Amid the rubble, Jose Mourinho stands obdurate -- or at least that is the image he apparently wishes to portray. On the touchline, he had looked impotent, unable to halt a Chelsea slide that looked inevitable as soon as Southampton began to come back into the match. Post-match, eyes and jaws set, he took aim at a host of foes; referees, his players and club officials. Some perhaps will see it as magnificent defiance, but it could just as easily be seen as dangerous brinkmanship, striking at opponents real and imagined, almost challenging the Chelsea board.

This is the worst spell of his career and, with Chelsea 16th in the table having suffered more defeats in the whole of last season, the pressure is mounting, even if he did sign a contract extension before the start of the season committing him to the club until 2019. "No way I resign," he said. "No way. Why? Because Chelsea cannot have a better manager than me. There are many managers in the world that belong to my level but not better, not better."

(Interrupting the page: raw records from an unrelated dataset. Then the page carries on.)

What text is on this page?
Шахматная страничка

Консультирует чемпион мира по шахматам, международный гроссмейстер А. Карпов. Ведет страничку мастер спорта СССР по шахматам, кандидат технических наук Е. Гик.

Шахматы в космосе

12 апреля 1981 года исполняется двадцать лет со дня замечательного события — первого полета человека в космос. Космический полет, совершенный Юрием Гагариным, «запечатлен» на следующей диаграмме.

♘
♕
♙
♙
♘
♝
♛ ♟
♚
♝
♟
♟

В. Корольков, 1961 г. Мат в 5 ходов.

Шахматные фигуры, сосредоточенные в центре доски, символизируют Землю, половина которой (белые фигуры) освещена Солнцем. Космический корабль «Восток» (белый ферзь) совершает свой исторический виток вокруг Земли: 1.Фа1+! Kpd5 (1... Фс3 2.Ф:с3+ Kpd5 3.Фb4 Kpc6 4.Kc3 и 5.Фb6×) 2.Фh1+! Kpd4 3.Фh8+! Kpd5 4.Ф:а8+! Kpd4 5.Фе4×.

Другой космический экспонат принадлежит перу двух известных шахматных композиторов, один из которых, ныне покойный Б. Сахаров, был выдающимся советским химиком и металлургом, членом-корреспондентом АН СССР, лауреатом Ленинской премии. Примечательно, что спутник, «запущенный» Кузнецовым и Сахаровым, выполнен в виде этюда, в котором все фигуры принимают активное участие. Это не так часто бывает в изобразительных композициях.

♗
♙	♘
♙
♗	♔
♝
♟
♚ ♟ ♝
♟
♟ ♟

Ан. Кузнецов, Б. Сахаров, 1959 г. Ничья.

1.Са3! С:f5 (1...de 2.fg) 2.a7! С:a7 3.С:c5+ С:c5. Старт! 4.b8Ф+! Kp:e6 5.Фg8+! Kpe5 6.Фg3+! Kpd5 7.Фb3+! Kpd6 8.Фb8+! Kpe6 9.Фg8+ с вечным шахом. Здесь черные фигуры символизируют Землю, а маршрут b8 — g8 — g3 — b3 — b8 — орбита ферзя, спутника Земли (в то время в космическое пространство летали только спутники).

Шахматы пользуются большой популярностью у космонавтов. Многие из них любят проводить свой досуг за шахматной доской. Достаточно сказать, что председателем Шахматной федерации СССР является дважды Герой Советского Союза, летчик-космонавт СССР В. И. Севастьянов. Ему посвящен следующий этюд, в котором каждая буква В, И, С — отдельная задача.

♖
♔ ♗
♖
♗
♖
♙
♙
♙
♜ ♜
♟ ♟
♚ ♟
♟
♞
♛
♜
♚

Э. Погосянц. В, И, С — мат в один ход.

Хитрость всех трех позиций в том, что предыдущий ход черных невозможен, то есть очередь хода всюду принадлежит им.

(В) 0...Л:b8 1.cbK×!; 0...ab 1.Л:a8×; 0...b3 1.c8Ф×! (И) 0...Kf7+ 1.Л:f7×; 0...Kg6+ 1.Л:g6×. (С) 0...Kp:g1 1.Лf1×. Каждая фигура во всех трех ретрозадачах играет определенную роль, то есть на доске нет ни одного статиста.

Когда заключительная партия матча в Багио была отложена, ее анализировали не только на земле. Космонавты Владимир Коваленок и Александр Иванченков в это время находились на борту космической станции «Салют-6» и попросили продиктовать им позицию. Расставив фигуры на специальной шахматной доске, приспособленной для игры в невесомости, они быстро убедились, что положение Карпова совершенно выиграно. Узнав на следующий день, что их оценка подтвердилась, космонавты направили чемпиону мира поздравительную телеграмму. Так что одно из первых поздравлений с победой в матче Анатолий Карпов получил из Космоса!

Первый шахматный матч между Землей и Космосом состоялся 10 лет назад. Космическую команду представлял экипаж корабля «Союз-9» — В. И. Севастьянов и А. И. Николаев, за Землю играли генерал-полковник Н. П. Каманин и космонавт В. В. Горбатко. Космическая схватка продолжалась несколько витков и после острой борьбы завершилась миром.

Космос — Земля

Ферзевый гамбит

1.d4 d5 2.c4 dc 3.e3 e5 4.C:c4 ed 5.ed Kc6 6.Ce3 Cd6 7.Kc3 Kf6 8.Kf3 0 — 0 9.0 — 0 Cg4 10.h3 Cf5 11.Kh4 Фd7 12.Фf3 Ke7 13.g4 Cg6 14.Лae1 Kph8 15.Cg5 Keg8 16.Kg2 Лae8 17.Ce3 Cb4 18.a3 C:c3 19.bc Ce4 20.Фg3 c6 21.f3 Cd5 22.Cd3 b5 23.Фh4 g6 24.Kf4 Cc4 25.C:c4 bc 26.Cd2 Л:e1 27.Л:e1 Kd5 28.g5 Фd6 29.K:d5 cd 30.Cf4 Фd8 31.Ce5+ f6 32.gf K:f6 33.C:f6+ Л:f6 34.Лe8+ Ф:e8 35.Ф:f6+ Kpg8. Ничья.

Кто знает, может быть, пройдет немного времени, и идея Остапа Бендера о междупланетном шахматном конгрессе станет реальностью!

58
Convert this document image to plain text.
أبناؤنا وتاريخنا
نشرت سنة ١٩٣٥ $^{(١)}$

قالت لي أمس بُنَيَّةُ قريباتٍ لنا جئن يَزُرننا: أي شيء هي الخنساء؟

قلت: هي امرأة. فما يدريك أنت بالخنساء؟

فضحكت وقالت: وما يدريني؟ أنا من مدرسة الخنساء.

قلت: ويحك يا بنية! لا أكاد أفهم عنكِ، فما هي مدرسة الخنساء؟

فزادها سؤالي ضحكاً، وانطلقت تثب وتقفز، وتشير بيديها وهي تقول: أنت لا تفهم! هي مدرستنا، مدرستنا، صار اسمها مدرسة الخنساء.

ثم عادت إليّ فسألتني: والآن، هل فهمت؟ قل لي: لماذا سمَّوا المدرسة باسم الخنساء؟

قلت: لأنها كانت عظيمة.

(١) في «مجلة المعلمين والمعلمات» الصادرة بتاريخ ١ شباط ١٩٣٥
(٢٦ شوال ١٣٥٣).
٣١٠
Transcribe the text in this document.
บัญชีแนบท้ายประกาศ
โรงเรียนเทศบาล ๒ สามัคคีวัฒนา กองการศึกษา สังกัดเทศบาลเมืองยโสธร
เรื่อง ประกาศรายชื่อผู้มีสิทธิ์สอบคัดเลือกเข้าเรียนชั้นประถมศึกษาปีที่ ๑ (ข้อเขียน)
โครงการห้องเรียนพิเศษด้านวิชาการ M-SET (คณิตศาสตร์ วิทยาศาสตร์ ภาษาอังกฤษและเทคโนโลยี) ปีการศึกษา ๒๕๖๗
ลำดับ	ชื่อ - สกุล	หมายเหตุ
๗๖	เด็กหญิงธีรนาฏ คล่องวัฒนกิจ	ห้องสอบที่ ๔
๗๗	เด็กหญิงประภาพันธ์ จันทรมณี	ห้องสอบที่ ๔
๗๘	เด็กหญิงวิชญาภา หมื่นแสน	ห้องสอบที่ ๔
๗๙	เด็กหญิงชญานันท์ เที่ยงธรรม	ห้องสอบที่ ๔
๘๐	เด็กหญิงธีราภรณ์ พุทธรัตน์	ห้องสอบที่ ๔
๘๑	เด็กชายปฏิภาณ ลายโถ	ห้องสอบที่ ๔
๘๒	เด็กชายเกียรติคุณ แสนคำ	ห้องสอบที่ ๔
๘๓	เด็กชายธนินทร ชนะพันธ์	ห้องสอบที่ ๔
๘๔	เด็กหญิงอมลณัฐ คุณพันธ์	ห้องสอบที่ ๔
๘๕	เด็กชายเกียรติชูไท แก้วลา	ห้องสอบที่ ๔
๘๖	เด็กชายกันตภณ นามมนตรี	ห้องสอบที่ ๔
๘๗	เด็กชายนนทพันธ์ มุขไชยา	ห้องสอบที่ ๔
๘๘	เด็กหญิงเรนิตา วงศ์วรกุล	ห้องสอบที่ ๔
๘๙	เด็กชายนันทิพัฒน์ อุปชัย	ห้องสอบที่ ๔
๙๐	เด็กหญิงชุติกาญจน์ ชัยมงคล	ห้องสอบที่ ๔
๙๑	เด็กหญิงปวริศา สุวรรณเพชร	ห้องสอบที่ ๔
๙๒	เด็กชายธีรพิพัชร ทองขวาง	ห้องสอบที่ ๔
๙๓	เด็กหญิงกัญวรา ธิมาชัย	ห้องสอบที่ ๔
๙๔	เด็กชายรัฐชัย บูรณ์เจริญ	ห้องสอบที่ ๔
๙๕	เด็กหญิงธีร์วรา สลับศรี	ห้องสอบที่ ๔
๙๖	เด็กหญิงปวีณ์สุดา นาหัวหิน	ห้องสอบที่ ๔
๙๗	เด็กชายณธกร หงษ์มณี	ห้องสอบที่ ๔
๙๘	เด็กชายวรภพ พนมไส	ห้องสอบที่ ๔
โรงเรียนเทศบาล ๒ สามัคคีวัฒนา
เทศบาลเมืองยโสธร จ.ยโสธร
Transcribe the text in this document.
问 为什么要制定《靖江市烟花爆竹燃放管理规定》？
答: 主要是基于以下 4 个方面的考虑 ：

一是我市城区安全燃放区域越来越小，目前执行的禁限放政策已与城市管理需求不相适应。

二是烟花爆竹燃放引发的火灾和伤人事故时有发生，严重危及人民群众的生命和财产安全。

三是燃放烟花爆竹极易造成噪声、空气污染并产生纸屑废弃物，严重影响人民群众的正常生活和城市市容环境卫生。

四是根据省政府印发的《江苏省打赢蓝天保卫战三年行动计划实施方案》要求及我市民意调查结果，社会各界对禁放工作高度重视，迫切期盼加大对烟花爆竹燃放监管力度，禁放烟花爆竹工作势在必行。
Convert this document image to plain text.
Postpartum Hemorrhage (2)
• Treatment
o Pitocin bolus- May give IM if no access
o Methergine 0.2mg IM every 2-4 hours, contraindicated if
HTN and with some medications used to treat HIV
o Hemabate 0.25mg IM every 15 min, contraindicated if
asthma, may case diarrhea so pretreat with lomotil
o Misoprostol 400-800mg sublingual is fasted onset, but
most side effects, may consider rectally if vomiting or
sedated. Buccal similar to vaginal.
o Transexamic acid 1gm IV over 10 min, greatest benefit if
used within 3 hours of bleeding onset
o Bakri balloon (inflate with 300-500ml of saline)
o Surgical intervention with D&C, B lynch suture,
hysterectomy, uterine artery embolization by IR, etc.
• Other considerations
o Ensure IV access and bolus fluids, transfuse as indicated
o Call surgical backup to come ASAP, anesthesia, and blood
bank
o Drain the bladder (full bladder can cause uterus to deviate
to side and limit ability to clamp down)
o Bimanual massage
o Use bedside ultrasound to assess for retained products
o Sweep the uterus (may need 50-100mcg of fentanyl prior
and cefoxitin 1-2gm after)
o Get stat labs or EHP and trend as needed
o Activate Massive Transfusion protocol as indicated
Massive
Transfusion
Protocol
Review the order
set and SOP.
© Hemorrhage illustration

He added: "So no chance I run away. Why? For two reasons: Because I have my professional pride and I know that I am very good at my job and secondly because I like this club very much. If that's not the case that could be different, but I want the best for my club and the best for my club is for me to stay, so I stay. When we were champions last I said I'm going to stay until the owner and the board want me to leave. No club can persuade me to leave, no financial offer."

That was clear enough. What followed seemed aimed at an audience beyond the press conference. "If the club wants to sack me, they have to sack me because I am not running away from my responsibility, my team," he went on. "I think this is a crucial moment in the history of this club. You know why? If the club sacks me, they sack the best manager this club had. And secondly, the message is again the message of bad results. The manager is guilty. This is the message, not just these players, the other ones before, they got [the message] during a decade.

"I assume my responsibilities. It's time for everyone to assume their responsibilities. When you go down, to so many individual mistakes and fear to play, they have their responsibilities. Players that are performing really, really bad individually. I cannot come here and say 'you and you and you', is not my job, but I think it's clear that we are being punished by too many individual mistakes. 

"Sadness brings sadness. Bad results they attract bad results. The first mistake is just the first because after comes another one. They still need to finish the first half winning two-three nil, the fear disappears, we come into the second half and play with a free brain, a free spirit. This is what this team needs. Unfortunately for them this is not happening."

He went on, in his television interview, to criticize the referee Robert Madley, who not only denied Falcao a penalty when he tumbled over the Southampton goalkeeper Maarten Stekelenburg. "Because we are in such a bad moment, you shouldn't be afraid to be also honest," he said. "When we are in the top, I understand there is quite a big pleasure in putting us down. But when you are so down, I think it's time to be a little bit honest and to say clearly, the referees are afraid to give decisions for Chelsea."

That Mourinho didn't repeat that claim in the -- traditionally more confrontational -- press-conference with the written media suggested he knew what nonsense it was. Replays indicated Falcao had jumped into the Stekelenburg, and Southampton were denied two far more blatant penalties. Ronald Koeman, the Southampton manager, was predictably scathing. "It would have been 5-2, then," he said. "Even worse for them."

Perhaps the most worrying aspect for Mourinho was that pockets of the Stamford Bridge crowd, previously so loyal to him, jeered his two second-half substitutions -- first when Pedro came on for Willian and then when Loic Remy for Nemanja Matci, who had himself only come on at halftime. "When they booed the Willian decision if I didn't know Willian was vomiting in dressing-room in halftime." That raised it's only questions: Why play Willian at all if he was ill?

He denied he was "humiliating" Matic, who had come on, Mourinho said, for fear Ramires who had been booked, would collect a second yellow card. "I like them, I trust them, I know that they are good players but some of them are in a difficult moment," he said. "Matic is one of them, he is not playing well. He is not sharp, he is not playing well defensively, he is making mistakes."

Mourinho's problem at the moment is that a lot of Chelsea players are making mistakes and that, perhaps for the first time in his career, he seems to have little idea how to put things right. He may insist that he has seen no sign that the board has changed from the policy of stability it announced so loudly at the end of last season, but sooner or later something is going to have to give.

The recent history of football --  in general and Chelsea in particular -- suggests the easiest thing to do is change the manager.